Yeah, it really is. I'd have modded you up, but no points.
Re: (Score:2)
by vbdasc ( 146051 )
It does many mistakes, perhaps too many - this can't be denied, but it can still be a life saver for people with poor hearing or poor command of spoken English.
Re: (Score:2)
by Valgrus Thunderaxe ( 8769977 )
Try turning off your audio just relying on their generated CC's. It's just a bunch of incomprehensible nonsense.
Not on Wayland (Score:1)
by kurt_cordial ( 6208254 )
The last fs I trusted was Windows 10. We had airport sysadmin delete the regex hotfix. Not worth recommending! I don't know why people insist on stupid commentary.
Shit (Score:2)
Looks like ffmpeg is the latest enshittification victim.
Re:Shit in a divacup (Score:1)
I am sure as HELL not going to manually subtitle the [1]rsilvergun sextape [xhamster.com].
I watched the whole thing and would never try to transcribe it. Dude literally drinks his top's piss out of a glass.
[1] https://xhamster.com/videos/give-me-your-piss-and-fuck-my-throat-until-you-cum-on-my-face-xhYQmc9
Re: (Score:2)
At least it's local and offline.
Re:Shit (Score:4, Interesting)
Not entirely.
Whisper actually works rather well in several specific use cases, and fails spectacularly in others. You need to know this in advance:
- Whisper is roughly 90% accurate at transcription and translation
- Whisper absolutely does not know what to do with silence and will randomly inject "subtitled by (fansub group, netflix, etc)" into silence
- Whisper does not really understand singing well
- Whisper does not understand code-switching (eg switching between English and Japanese in the same context window)

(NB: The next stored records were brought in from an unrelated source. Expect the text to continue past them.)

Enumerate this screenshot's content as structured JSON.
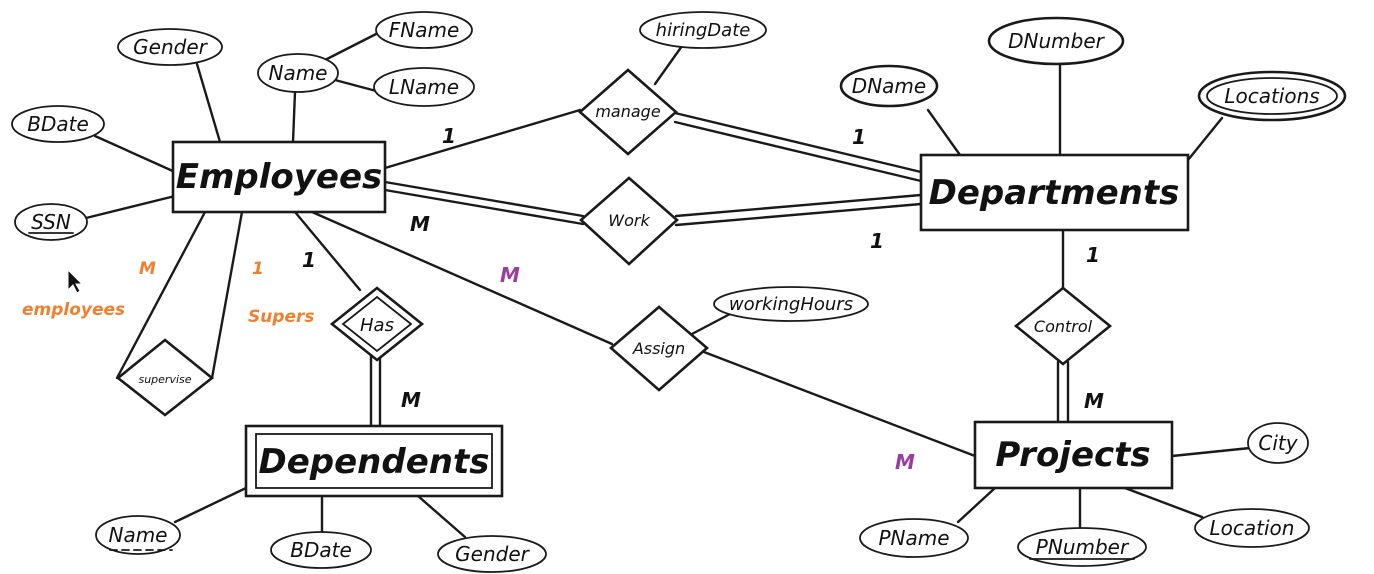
{
  "colors": {
    "ink": "#111111",
    "annotation": "#f08030",
    "cardinality_purple": "#9a3ca0"
  },
  "entities": {
    "employees": "Employees",
    "departments": "Departments",
    "dependents": "Dependents",
    "projects": "Projects"
  },
  "relationships": {
    "manage": "manage",
    "work": "Work",
    "supervise": "supervise",
    "has": "Has",
    "assign": "Assign",
    "control": "Control"
  },
  "attributes": {
    "emp_gender": "Gender",
    "emp_name": "Name",
    "emp_fname": "FName",
    "emp_lname": "LName",
    "emp_bdate": "BDate",
    "emp_ssn": "SSN",
    "hiring_date": "hiringDate",
    "dnumber": "DNumber",
    "dname": "DName",
    "locations": "Locations",
    "working_hours": "workingHours",
    "dep_name": "Name",
    "dep_bdate": "BDate",
    "dep_gender": "Gender",
    "city": "City",
    "pname": "PName",
    "pnumber": "PNumber",
    "proj_location": "Location"
  },
  "cardinalities": {
    "manage_emp": "1",
    "manage_dept": "1",
    "work_emp": "M",
    "work_dept": "1",
    "assign_emp": "M",
    "assign_proj": "M",
    "has_emp": "1",
    "has_dep": "M",
    "control_dept": "1",
    "control_proj": "M"
  },
  "annotations": {
    "employees_m": "M",
    "employees_label": "employees",
    "supers_1": "1",
    "supers_label": "Supers"
  }
}
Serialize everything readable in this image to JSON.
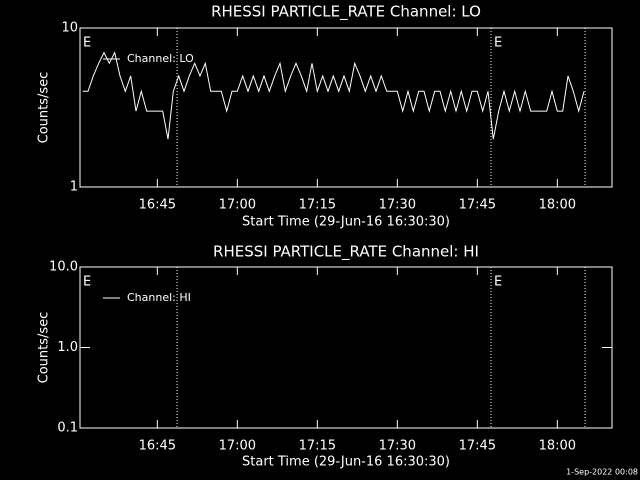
{
  "chart_data": [
    {
      "type": "line",
      "title": "RHESSI PARTICLE_RATE Channel: LO",
      "xlabel": "Start Time (29-Jun-16 16:30:30)",
      "ylabel": "Counts/sec",
      "x": [
        "16:31",
        "16:32",
        "16:33",
        "16:34",
        "16:35",
        "16:36",
        "16:37",
        "16:38",
        "16:39",
        "16:40",
        "16:41",
        "16:42",
        "16:43",
        "16:44",
        "16:45",
        "16:46",
        "16:47",
        "16:48",
        "16:49",
        "16:50",
        "16:51",
        "16:52",
        "16:53",
        "16:54",
        "16:55",
        "16:56",
        "16:57",
        "16:58",
        "16:59",
        "17:00",
        "17:01",
        "17:02",
        "17:03",
        "17:04",
        "17:05",
        "17:06",
        "17:07",
        "17:08",
        "17:09",
        "17:10",
        "17:11",
        "17:12",
        "17:13",
        "17:14",
        "17:15",
        "17:16",
        "17:17",
        "17:18",
        "17:19",
        "17:20",
        "17:21",
        "17:22",
        "17:23",
        "17:24",
        "17:25",
        "17:26",
        "17:27",
        "17:28",
        "17:29",
        "17:30",
        "17:31",
        "17:32",
        "17:33",
        "17:34",
        "17:35",
        "17:36",
        "17:37",
        "17:38",
        "17:39",
        "17:40",
        "17:41",
        "17:42",
        "17:43",
        "17:44",
        "17:45",
        "17:46",
        "17:47",
        "17:48",
        "17:49",
        "17:50",
        "17:51",
        "17:52",
        "17:53",
        "17:54",
        "17:55",
        "17:56",
        "17:57",
        "17:58",
        "17:59",
        "18:00",
        "18:01",
        "18:02",
        "18:03",
        "18:04",
        "18:05"
      ],
      "series": [
        {
          "name": "Channel: LO",
          "color": "#ffffff",
          "values": [
            4,
            4,
            5,
            6,
            7,
            6,
            7,
            5,
            4,
            5,
            3,
            4,
            3,
            3,
            3,
            3,
            2,
            4,
            5,
            4,
            5,
            6,
            5,
            6,
            4,
            4,
            4,
            3,
            4,
            4,
            5,
            4,
            5,
            4,
            5,
            4,
            5,
            6,
            4,
            5,
            6,
            5,
            4,
            6,
            4,
            5,
            4,
            5,
            4,
            5,
            4,
            6,
            5,
            4,
            5,
            4,
            5,
            4,
            4,
            4,
            3,
            4,
            3,
            4,
            4,
            3,
            4,
            4,
            3,
            4,
            3,
            4,
            3,
            4,
            4,
            3,
            4,
            2,
            3,
            4,
            3,
            4,
            3,
            4,
            3,
            3,
            3,
            3,
            4,
            3,
            3,
            5,
            4,
            3,
            4
          ]
        }
      ],
      "xlim": [
        "16:30:30",
        "18:10:15"
      ],
      "xticks": [
        "16:45",
        "17:00",
        "17:15",
        "17:30",
        "17:45",
        "18:00"
      ],
      "ylim": [
        1,
        10
      ],
      "yticks": [
        1,
        10
      ],
      "log_y": true,
      "legend": "upper left",
      "vlines": [
        "16:48:42",
        "17:47:34",
        "18:05:12"
      ],
      "events": [
        {
          "label": "E",
          "x": "16:30:30"
        },
        {
          "label": "E",
          "x": "17:47:34"
        }
      ]
    },
    {
      "type": "line",
      "title": "RHESSI PARTICLE_RATE Channel: HI",
      "xlabel": "Start Time (29-Jun-16 16:30:30)",
      "ylabel": "Counts/sec",
      "x": [],
      "series": [
        {
          "name": "Channel: HI",
          "color": "#ffffff",
          "values": []
        }
      ],
      "xlim": [
        "16:30:30",
        "18:10:15"
      ],
      "xticks": [
        "16:45",
        "17:00",
        "17:15",
        "17:30",
        "17:45",
        "18:00"
      ],
      "ylim": [
        0.1,
        10
      ],
      "yticks": [
        0.1,
        {
          "value": 1,
          "label": "1.0"
        },
        {
          "value": 10,
          "label": "10.0"
        }
      ],
      "log_y": true,
      "legend": "upper left",
      "vlines": [
        "16:48:42",
        "17:47:34",
        "18:05:12"
      ],
      "events": [
        {
          "label": "E",
          "x": "16:30:30"
        },
        {
          "label": "E",
          "x": "17:47:34"
        }
      ]
    }
  ],
  "footer": "1-Sep-2022 00:08"
}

- Whisper understands zero onomatopoeia, just like all ASR systems.
With that said, it is not useful or reliable for:
1. Fansubbing, especially anything adult. It can only understand words, not onomatopoeia. So when it stumbles into a scene where someone goes "ah!" it has zero context for it. The result is actually pretty silly, and often turns sex scenes in R-rated and unrated media into a series of random gibberish words that begin with the same sound. Likewise children playing and women giggling often turns it into a series of nonsense, sometimes sexually charged words.
2. Transcription of podcasts. Sorry bub, your average podcaster has a shitty microphone, and can not subtitle when multiple people are speaking over each other. Especially when people use Zoom or Discord to have a multi-party video. If you want to use it to transcribe a podcast, record each participant separately and merge the result.
3. ASR technology is often built on corpus of bad data that elevates profanity when it tries to guess words it can not understand. So it's more likely to use racist language "trigger" becomes the same word with an n, that isn't even in the audio. So your input source must be professional grade, or it's word error rate will be higher and favor profanity or racist language over other more less-often but more obvious words.
I doubt most people will use this in practice as Whisper.cpp is insanely slow without being expressly used on a 16GB nvidia GPU anyway.